En 1910, el mundo soñaba con un futuro que parecía sacado de la imaginación más audaz. Las ciudades crecían verticalmente, los trenes comenzaban a volar en las mentes de los inventores, y la electricidad se extendía como magia por los hogares. La modernidad no era una promesa, era una realidad palpable para quienes vivían ese momento. Era el inicio de una era que se anunciaba como el futuro.
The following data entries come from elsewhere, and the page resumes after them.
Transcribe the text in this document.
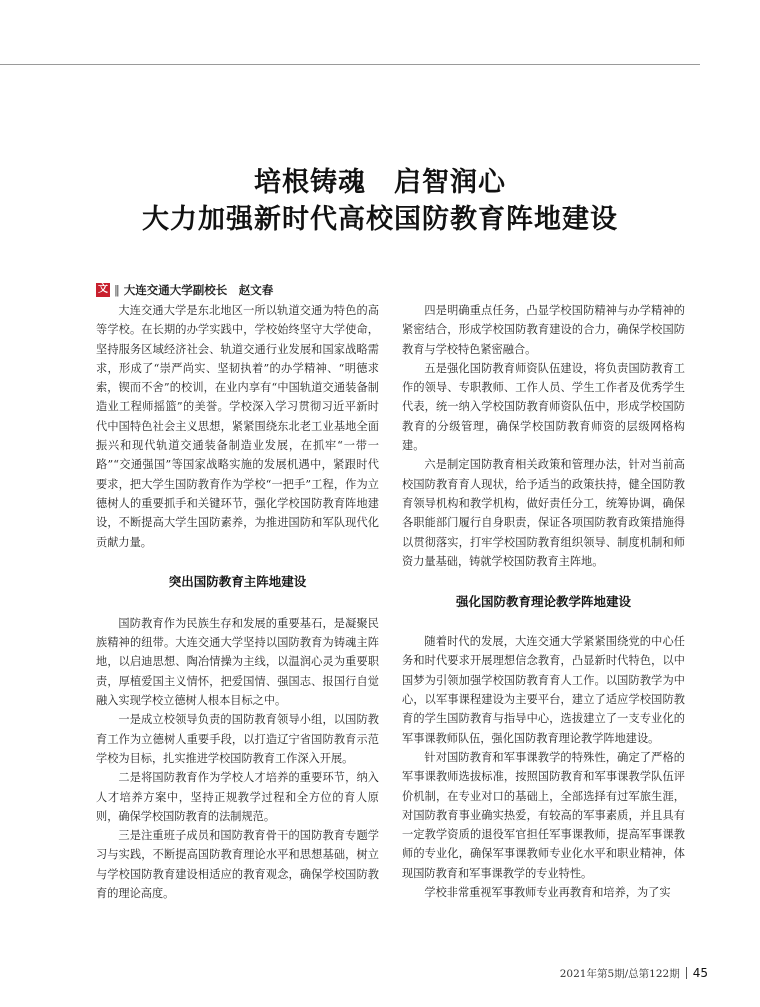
培根铸魂　启智润心
大力加强新时代高校国防教育阵地建设
文 || 大连交通大学副校长　赵文春

大连交通大学是东北地区一所以轨道交通为特色的高等学校。在长期的办学实践中，学校始终坚守大学使命，坚持服务区域经济社会、轨道交通行业发展和国家战略需求，形成了“崇严尚实、坚韧执着”的办学精神、“明德求索，锲而不舍”的校训，在业内享有“中国轨道交通装备制造业工程师摇篮”的美誉。学校深入学习贯彻习近平新时代中国特色社会主义思想，紧紧围绕东北老工业基地全面振兴和现代轨道交通装备制造业发展，在抓牢“一带一路”“交通强国”等国家战略实施的发展机遇中，紧跟时代要求，把大学生国防教育作为学校“一把手”工程，作为立德树人的重要抓手和关键环节，强化学校国防教育阵地建设，不断提高大学生国防素养，为推进国防和军队现代化贡献力量。

突出国防教育主阵地建设

国防教育作为民族生存和发展的重要基石，是凝聚民族精神的纽带。大连交通大学坚持以国防教育为铸魂主阵地，以启迪思想、陶冶情操为主线，以温润心灵为重要职责，厚植爱国主义情怀，把爱国情、强国志、报国行自觉融入实现学校立德树人根本目标之中。

一是成立校领导负责的国防教育领导小组，以国防教育工作为立德树人重要手段，以打造辽宁省国防教育示范学校为目标，扎实推进学校国防教育工作深入开展。

二是将国防教育作为学校人才培养的重要环节，纳入人才培养方案中，坚持正规教学过程和全方位的育人原则，确保学校国防教育的法制规范。

三是注重班子成员和国防教育骨干的国防教育专题学习与实践，不断提高国防教育理论水平和思想基础，树立与学校国防教育建设相适应的教育观念，确保学校国防教育的理论高度。

四是明确重点任务，凸显学校国防精神与办学精神的紧密结合，形成学校国防教育建设的合力，确保学校国防教育与学校特色紧密融合。

五是强化国防教育师资队伍建设，将负责国防教育工作的领导、专职教师、工作人员、学生工作者及优秀学生代表，统一纳入学校国防教育师资队伍中，形成学校国防教育的分级管理，确保学校国防教育师资的层级网格构建。

六是制定国防教育相关政策和管理办法，针对当前高校国防教育育人现状，给予适当的政策扶持，健全国防教育领导机构和教学机构，做好责任分工，统筹协调，确保各职能部门履行自身职责，保证各项国防教育政策措施得以贯彻落实，打牢学校国防教育组织领导、制度机制和师资力量基础，铸就学校国防教育主阵地。

强化国防教育理论教学阵地建设

随着时代的发展，大连交通大学紧紧围绕党的中心任务和时代要求开展理想信念教育，凸显新时代特色，以中国梦为引领加强学校国防教育育人工作。以国防教学为中心，以军事课程建设为主要平台，建立了适应学校国防教育的学生国防教育与指导中心，选拔建立了一支专业化的军事课教师队伍，强化国防教育理论教学阵地建设。

针对国防教育和军事课教学的特殊性，确定了严格的军事课教师选拔标准，按照国防教育和军事课教学队伍评价机制，在专业对口的基础上，全部选择有过军旅生涯，对国防教育事业确实热爱，有较高的军事素质，并且具有一定教学资质的退役军官担任军事课教师，提高军事课教师的专业化，确保军事课教师专业化水平和职业精神，体现国防教育和军事课教学的专业特性。

学校非常重视军事教师专业再教育和培养，为了实

2021年第5期/总第122期 45
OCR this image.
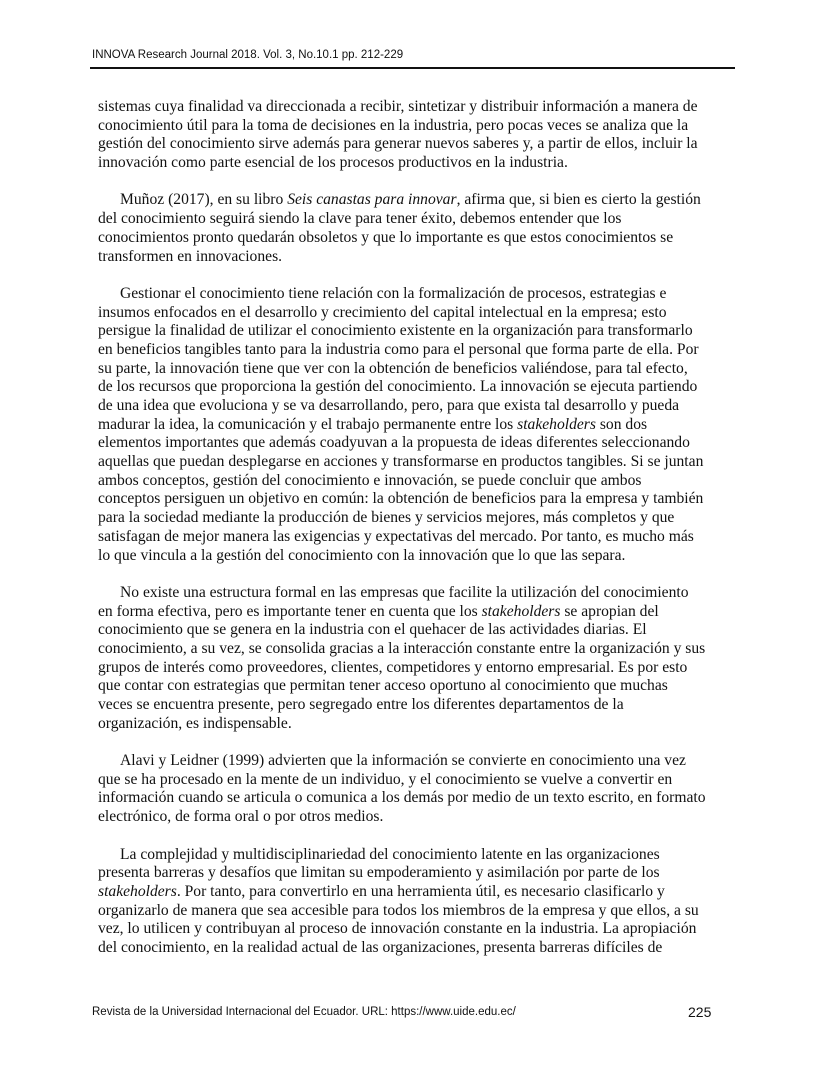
INNOVA Research Journal 2018. Vol. 3, No.10.1 pp. 212-229
sistemas cuya finalidad va direccionada a recibir, sintetizar y distribuir información a manera de
conocimiento útil para la toma de decisiones en la industria, pero pocas veces se analiza que la
gestión del conocimiento sirve además para generar nuevos saberes y, a partir de ellos, incluir la
innovación como parte esencial de los procesos productivos en la industria.
Muñoz (2017), en su libro Seis canastas para innovar, afirma que, si bien es cierto la gestión
del conocimiento seguirá siendo la clave para tener éxito, debemos entender que los
conocimientos pronto quedarán obsoletos y que lo importante es que estos conocimientos se
transformen en innovaciones.
Gestionar el conocimiento tiene relación con la formalización de procesos, estrategias e
insumos enfocados en el desarrollo y crecimiento del capital intelectual en la empresa; esto
persigue la finalidad de utilizar el conocimiento existente en la organización para transformarlo
en beneficios tangibles tanto para la industria como para el personal que forma parte de ella. Por
su parte, la innovación tiene que ver con la obtención de beneficios valiéndose, para tal efecto,
de los recursos que proporciona la gestión del conocimiento. La innovación se ejecuta partiendo
de una idea que evoluciona y se va desarrollando, pero, para que exista tal desarrollo y pueda
madurar la idea, la comunicación y el trabajo permanente entre los stakeholders son dos
elementos importantes que además coadyuvan a la propuesta de ideas diferentes seleccionando
aquellas que puedan desplegarse en acciones y transformarse en productos tangibles. Si se juntan
ambos conceptos, gestión del conocimiento e innovación, se puede concluir que ambos
conceptos persiguen un objetivo en común: la obtención de beneficios para la empresa y también
para la sociedad mediante la producción de bienes y servicios mejores, más completos y que
satisfagan de mejor manera las exigencias y expectativas del mercado. Por tanto, es mucho más
lo que vincula a la gestión del conocimiento con la innovación que lo que las separa.
No existe una estructura formal en las empresas que facilite la utilización del conocimiento
en forma efectiva, pero es importante tener en cuenta que los stakeholders se apropian del
conocimiento que se genera en la industria con el quehacer de las actividades diarias. El
conocimiento, a su vez, se consolida gracias a la interacción constante entre la organización y sus
grupos de interés como proveedores, clientes, competidores y entorno empresarial. Es por esto
que contar con estrategias que permitan tener acceso oportuno al conocimiento que muchas
veces se encuentra presente, pero segregado entre los diferentes departamentos de la
organización, es indispensable.
Alavi y Leidner (1999) advierten que la información se convierte en conocimiento una vez
que se ha procesado en la mente de un individuo, y el conocimiento se vuelve a convertir en
información cuando se articula o comunica a los demás por medio de un texto escrito, en formato
electrónico, de forma oral o por otros medios.
La complejidad y multidisciplinariedad del conocimiento latente en las organizaciones
presenta barreras y desafíos que limitan su empoderamiento y asimilación por parte de los
stakeholders. Por tanto, para convertirlo en una herramienta útil, es necesario clasificarlo y
organizarlo de manera que sea accesible para todos los miembros de la empresa y que ellos, a su
vez, lo utilicen y contribuyan al proceso de innovación constante en la industria. La apropiación
del conocimiento, en la realidad actual de las organizaciones, presenta barreras difíciles de
Revista de la Universidad Internacional del Ecuador. URL: https://www.uide.edu.ec/	225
Pero… ¿qué queda hoy de ese futuro?
El presente, saturado de tecnología y avances, parece haber perdido el brillo utópico que tenía en los sueños de los que vivieron en el siglo XX. Ahora, el progreso se mide en pantallas táctiles, algoritmos invisibles y prisas que nos desconectan del asombro. La estética del futuro moderno, con sus trenes de vapor futuristas y sus edificios art déco, ha quedado congelada en postales, en novelas de Julio Verne y en películas en blanco y negro.
Quizás, el verdadero futuro moderno fue antes. Quizás el futuro era una ilusión más poderosa cuando aún no había llegado. 1910 fue un tiempo en que el porvenir tenía forma, estilo y esperanza. Hoy, el ahora parece una actualización sin alma de lo que alguna vez soñamos con ser.